2. requirement  P, Q With x0​ For the greatest common divisor , With y0​ Is the minimum common multiple .

Try to ask for ： All possible that meet the conditions P,Q The number of .

Input
         Two positive integers in a row x0​,y0​.

Output

         Count one line at a time , It means to find out if the condition is satisfied P, Q The number of .

Sample group

 Input 
3 60

 Output  4

Topic ideas

        This is a way Water problem A relatively simple topic . First type x0​,y0​. And then x0,y0 Multiply and store in a variable R in . And then determine R Is it a complete square ( Is the square of a number ), If yes, the answer variable ans--; Then open a double cycle from 1 Cycle to the root R, Judge R Whether it can be cycled by variables i Divisible and i And R/i The greatest common factor of is x0( Just find one ), If the conditions are met ans+=2;

        The final output ans that will do .( Note that these variables need to be turned on long long)

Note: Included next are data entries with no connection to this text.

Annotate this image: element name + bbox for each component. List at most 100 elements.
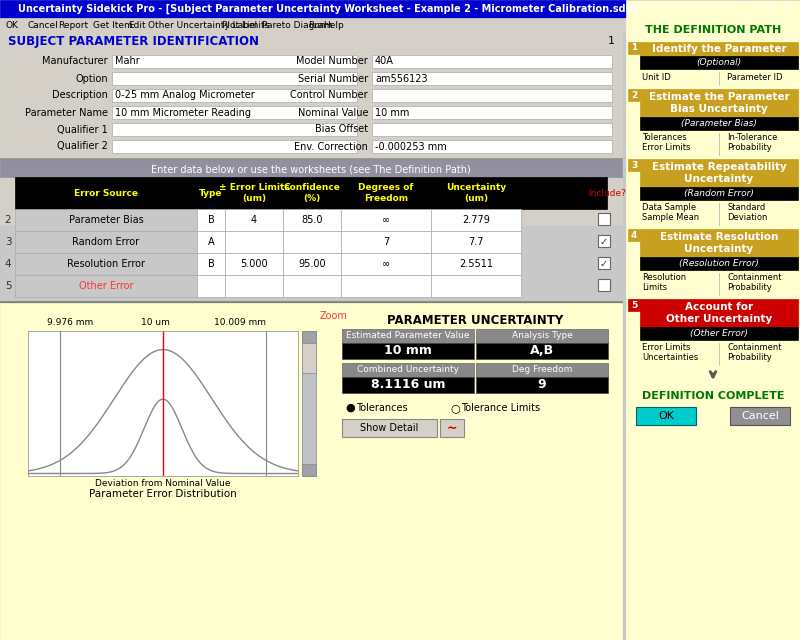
Text: 2.779: 2.779: [462, 215, 490, 225]
Bar: [372, 89, 612, 102]
Text: Uncertainties: Uncertainties: [642, 353, 698, 362]
Text: 9: 9: [538, 378, 546, 392]
Text: 4: 4: [631, 230, 637, 239]
Text: A,B: A,B: [530, 344, 554, 358]
Text: Nominal Value: Nominal Value: [298, 108, 368, 118]
Bar: [640, 89, 798, 117]
Bar: [112, 72, 357, 85]
Text: (Optional): (Optional): [697, 58, 742, 67]
Bar: [628, 299, 640, 311]
Text: (Resolution Error): (Resolution Error): [679, 259, 759, 268]
Text: 0-25 mm Analog Micrometer: 0-25 mm Analog Micrometer: [115, 90, 254, 100]
Text: Estimate the Parameter
Bias Uncertainty: Estimate the Parameter Bias Uncertainty: [649, 92, 790, 114]
Text: 3: 3: [5, 237, 11, 247]
Text: 8.1116 um: 8.1116 um: [370, 378, 446, 392]
Text: Degrees of
Freedom: Degrees of Freedom: [358, 183, 414, 203]
Text: Error Limits: Error Limits: [642, 344, 690, 353]
Bar: [0, 303, 622, 640]
Bar: [112, 123, 357, 136]
Bar: [779, 1, 796, 16]
Text: Show Detail: Show Detail: [360, 423, 418, 433]
X-axis label: Deviation from Nominal Value: Deviation from Nominal Value: [95, 479, 230, 488]
Bar: [0, 0, 800, 18]
Text: Run: Run: [308, 20, 326, 29]
Text: (Other Error): (Other Error): [690, 329, 748, 338]
Text: Data Sample: Data Sample: [642, 204, 696, 212]
Text: 7.7: 7.7: [468, 237, 484, 247]
Text: Containment: Containment: [727, 273, 782, 282]
Text: Unit ID: Unit ID: [642, 72, 670, 81]
Bar: [342, 419, 437, 437]
Text: PARAMETER UNCERTAINTY: PARAMETER UNCERTAINTY: [387, 314, 563, 328]
Bar: [341, 275, 431, 297]
Text: 4: 4: [5, 259, 11, 269]
Bar: [476, 343, 608, 359]
Text: Manufacturer: Manufacturer: [42, 56, 108, 67]
Text: 85.0: 85.0: [302, 215, 322, 225]
Text: Identify the Parameter: Identify the Parameter: [652, 44, 786, 54]
Bar: [15, 253, 197, 275]
Bar: [372, 123, 612, 136]
Text: ❑: ❑: [764, 4, 772, 13]
Text: (Random Error): (Random Error): [684, 189, 754, 198]
Text: Tolerances: Tolerances: [356, 403, 408, 413]
Bar: [197, 275, 225, 297]
Text: Qualifier 2: Qualifier 2: [57, 141, 108, 152]
Bar: [628, 42, 640, 54]
Text: ~: ~: [446, 422, 458, 435]
Text: A: A: [208, 237, 214, 247]
Bar: [342, 377, 474, 393]
Bar: [640, 117, 798, 130]
Bar: [640, 299, 798, 327]
Bar: [640, 187, 798, 200]
Text: B: B: [208, 259, 214, 269]
Text: (Parameter Bias): (Parameter Bias): [681, 119, 757, 128]
Bar: [197, 231, 225, 253]
Text: Error Source: Error Source: [74, 189, 138, 198]
Bar: [760, 1, 777, 16]
Bar: [628, 159, 640, 171]
Bar: [372, 55, 612, 68]
Bar: [431, 231, 521, 253]
Text: Cancel: Cancel: [741, 411, 779, 421]
Text: 1: 1: [608, 36, 615, 46]
Bar: [15, 231, 197, 253]
Text: 40A: 40A: [375, 56, 394, 67]
Bar: [112, 140, 357, 153]
Bar: [341, 231, 431, 253]
Bar: [598, 257, 610, 269]
Text: Containment: Containment: [727, 344, 782, 353]
Text: Account for
Other Uncertainty: Account for Other Uncertainty: [666, 302, 772, 324]
Bar: [0, 301, 622, 303]
Text: Random Error: Random Error: [73, 237, 139, 247]
Text: Estimated Parameter Value: Estimated Parameter Value: [346, 332, 470, 340]
Text: Parameter Bias: Parameter Bias: [69, 215, 143, 225]
Bar: [440, 419, 464, 437]
Bar: [302, 331, 316, 343]
Text: ∞: ∞: [382, 259, 390, 269]
Bar: [15, 177, 607, 209]
Bar: [372, 106, 612, 119]
Text: DEFINITION COMPLETE: DEFINITION COMPLETE: [642, 391, 784, 401]
Text: Confidence
(%): Confidence (%): [283, 183, 341, 203]
Text: ∞: ∞: [382, 215, 390, 225]
Bar: [730, 407, 790, 425]
Text: THE DEFINITION PATH: THE DEFINITION PATH: [645, 25, 781, 35]
Text: Option: Option: [75, 74, 108, 83]
Text: 2.5511: 2.5511: [459, 259, 493, 269]
Text: Deg Freedom: Deg Freedom: [512, 365, 572, 374]
Text: 10.009 mm: 10.009 mm: [214, 318, 266, 327]
Bar: [197, 253, 225, 275]
Bar: [476, 363, 608, 377]
Text: ✓: ✓: [600, 237, 608, 247]
Text: Sample Mean: Sample Mean: [642, 212, 699, 221]
Bar: [628, 229, 640, 241]
Text: 7: 7: [383, 237, 389, 247]
Text: 10 mm: 10 mm: [384, 344, 432, 358]
Bar: [640, 56, 798, 69]
Bar: [431, 253, 521, 275]
Text: Qualifier 1: Qualifier 1: [58, 125, 108, 134]
Bar: [112, 106, 357, 119]
Bar: [0, 161, 622, 177]
Text: Error Limits: Error Limits: [642, 143, 690, 152]
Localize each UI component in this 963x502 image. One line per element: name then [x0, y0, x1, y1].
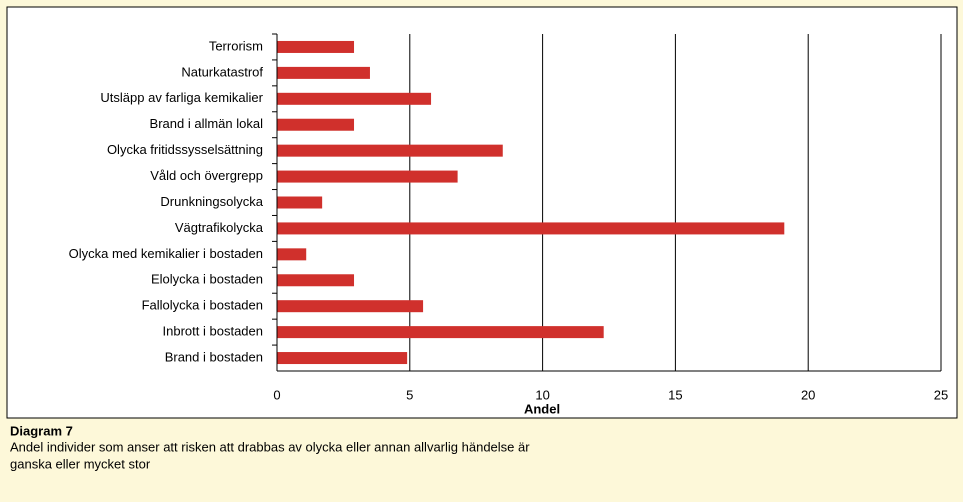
- y-tick-label: Vägtrafikolycka: [175, 220, 264, 235]
- y-tick-label: Naturkatastrof: [181, 64, 263, 79]
- bar: [277, 92, 432, 105]
- caption-line: Andel individer som anser att risken att…: [10, 439, 530, 454]
- bar: [277, 274, 355, 287]
- y-tick-label: Olycka fritidssysselsättning: [107, 142, 263, 157]
- y-tick-label: Olycka med kemikalier i bostaden: [69, 246, 263, 261]
- bar: [277, 170, 458, 183]
- y-tick-label: Drunkningsolycka: [160, 194, 263, 209]
- bar: [277, 248, 307, 261]
- y-tick-label: Elolycka i bostaden: [151, 272, 263, 287]
- y-tick-label: Brand i bostaden: [165, 349, 263, 364]
- y-tick-label: Fallolycka i bostaden: [142, 298, 263, 313]
- caption-title: Diagram 7: [10, 423, 73, 438]
- bar: [277, 66, 370, 79]
- x-tick-label: 10: [535, 387, 549, 402]
- y-tick-label: Utsläpp av farliga kemikalier: [100, 90, 263, 105]
- chart-frame: [6, 6, 958, 419]
- x-tick-label: 0: [273, 387, 280, 402]
- y-tick-label: Brand i allmän lokal: [150, 116, 264, 131]
- x-axis-label: Andel: [524, 401, 560, 416]
- y-tick-label: Terrorism: [209, 38, 263, 53]
- bar: [277, 144, 503, 157]
- bar: [277, 40, 355, 53]
- bar: [277, 300, 424, 313]
- bar: [277, 196, 323, 209]
- x-tick-label: 25: [934, 387, 948, 402]
- y-tick-label: Inbrott i bostaden: [163, 324, 263, 339]
- bar: [277, 222, 785, 235]
- bar: [277, 326, 604, 339]
- x-tick-label: 5: [406, 387, 413, 402]
- bar: [277, 118, 355, 131]
- bar: [277, 352, 408, 365]
- caption-line: ganska eller mycket stor: [10, 456, 151, 471]
- x-tick-label: 20: [801, 387, 815, 402]
- x-tick-label: 15: [668, 387, 682, 402]
- y-tick-label: Våld och övergrepp: [150, 168, 263, 183]
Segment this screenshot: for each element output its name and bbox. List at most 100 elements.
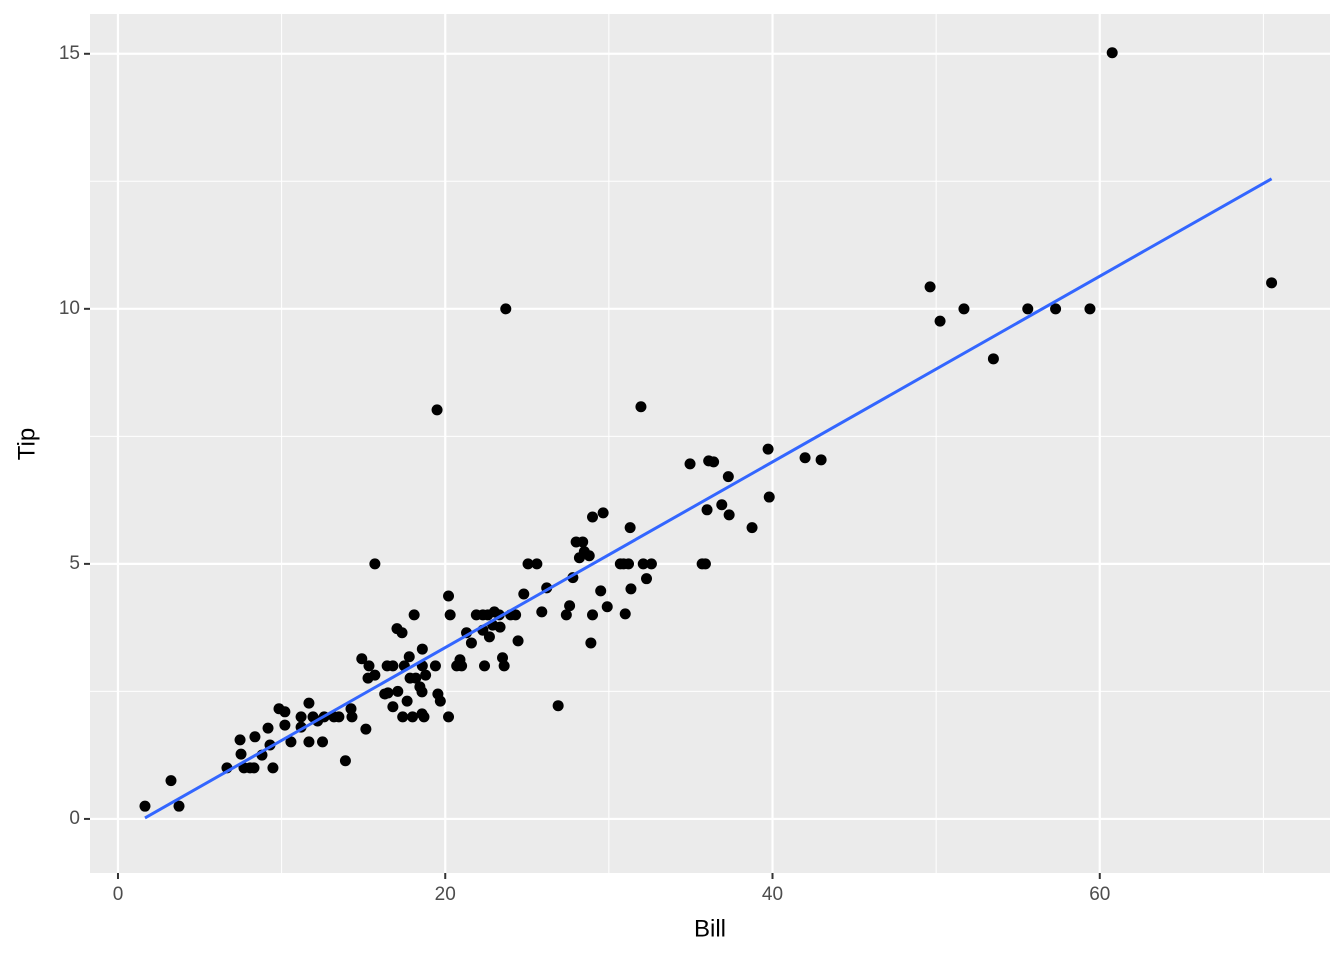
y-tick-label: 5 — [69, 553, 80, 574]
point — [431, 404, 443, 416]
point — [934, 315, 946, 327]
point — [479, 660, 491, 672]
x-tick-label: 0 — [113, 884, 124, 905]
point — [443, 711, 455, 723]
trend-line — [144, 177, 1273, 820]
point — [234, 734, 246, 746]
point — [235, 748, 247, 760]
point — [512, 635, 524, 647]
point — [429, 660, 441, 672]
point — [635, 401, 647, 413]
point — [295, 711, 307, 723]
point — [583, 550, 595, 562]
point — [416, 686, 428, 698]
point — [303, 697, 315, 709]
point — [139, 800, 151, 812]
point — [279, 706, 291, 718]
point — [1050, 303, 1062, 315]
point — [587, 511, 599, 523]
point — [587, 609, 599, 621]
point — [637, 558, 649, 570]
point — [356, 653, 368, 665]
point — [434, 695, 446, 707]
y-tick-label: 10 — [59, 298, 80, 319]
point — [987, 353, 999, 365]
point — [1084, 303, 1096, 315]
point — [407, 711, 419, 723]
point — [595, 585, 607, 597]
point — [173, 800, 185, 812]
point — [285, 736, 297, 748]
point — [699, 558, 711, 570]
point — [410, 672, 422, 684]
point — [708, 456, 720, 468]
point — [392, 685, 404, 697]
point — [443, 590, 455, 602]
point — [408, 609, 420, 621]
point — [799, 452, 811, 464]
point — [577, 536, 589, 548]
point — [624, 522, 636, 534]
point — [165, 775, 177, 787]
y-tick-label: 15 — [59, 43, 80, 64]
point — [396, 627, 408, 639]
point — [500, 303, 512, 315]
point — [815, 454, 827, 466]
point — [401, 695, 413, 707]
point — [1266, 277, 1278, 289]
point — [369, 669, 381, 681]
point — [249, 731, 261, 743]
point — [722, 471, 734, 483]
point — [684, 458, 696, 470]
point — [518, 588, 530, 600]
point — [397, 711, 409, 723]
point — [536, 606, 548, 618]
point — [924, 281, 936, 293]
point — [387, 660, 399, 672]
point — [601, 601, 613, 613]
point — [317, 736, 329, 748]
point — [701, 504, 713, 516]
point — [762, 443, 774, 455]
point — [363, 660, 375, 672]
point — [333, 711, 345, 723]
point — [623, 558, 635, 570]
point — [346, 711, 358, 723]
point — [585, 637, 597, 649]
point — [497, 652, 509, 664]
x-tick-label: 20 — [435, 884, 456, 905]
x-tick-label: 60 — [1089, 884, 1110, 905]
point — [465, 637, 477, 649]
point — [279, 719, 291, 731]
point — [262, 722, 274, 734]
point — [625, 583, 637, 595]
point — [1022, 303, 1034, 315]
point — [360, 723, 372, 735]
point — [746, 522, 758, 534]
point — [645, 558, 657, 570]
point — [456, 660, 468, 672]
point — [420, 669, 432, 681]
point — [416, 643, 428, 655]
x-axis-label: Bill — [694, 915, 726, 942]
point — [522, 558, 534, 570]
point — [531, 558, 543, 570]
point — [1106, 47, 1118, 59]
point — [641, 573, 653, 585]
point — [552, 700, 564, 712]
point — [248, 762, 260, 774]
point — [763, 491, 775, 503]
point — [418, 711, 430, 723]
point — [560, 609, 572, 621]
point — [564, 600, 576, 612]
point — [387, 701, 399, 713]
point — [510, 609, 522, 621]
point — [483, 631, 495, 643]
point — [339, 755, 351, 767]
y-tick-label: 0 — [69, 808, 80, 829]
point — [403, 651, 415, 663]
point — [597, 507, 609, 519]
point — [382, 687, 394, 699]
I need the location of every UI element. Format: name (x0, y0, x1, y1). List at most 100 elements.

        As for the greatest common factor , You can directly use __gcd, Or write a special gcd function ：

#define ll long long
ll gcd(ll a,ll b)// And __gcd Equivalent  
{return (b==0?a:gcd(b,a%b));}// Ternary operator 

         The main program of this topic is as follows ：

int getans(int n,int m)
{
	int r=n*m,ans=0;
	if(n==m) ans--; 
	for(int i=1;i*i<=r;i++)// This is better than using sqrt(r) faster 
		if(n%i==0&&gcd(i,n/i)==m) ans+=2;// It can also be used directly here __gcd
	return ans;	 
}

AC Code

#include<bits/stdc++.h>
#define ll long long
using namespace std;
long long m,n,k,ans;
ll gcd(ll a,ll b)// And __gcd Equivalent  
{return (b==0?a:gcd(b,a%b));}
int main()
{
	cin>>m>>n;k=n*m;
	if(n==m) ans--;
	for(ll i=1;i*i<=k;i++)
		if(k%i==0&&gcd(i,k/i)==m) ans+=2;// It can also be used directly here __gcd
	cout<<ans;
	return 0;
}

There are so many questions ( Don't drive O2 I can still live ).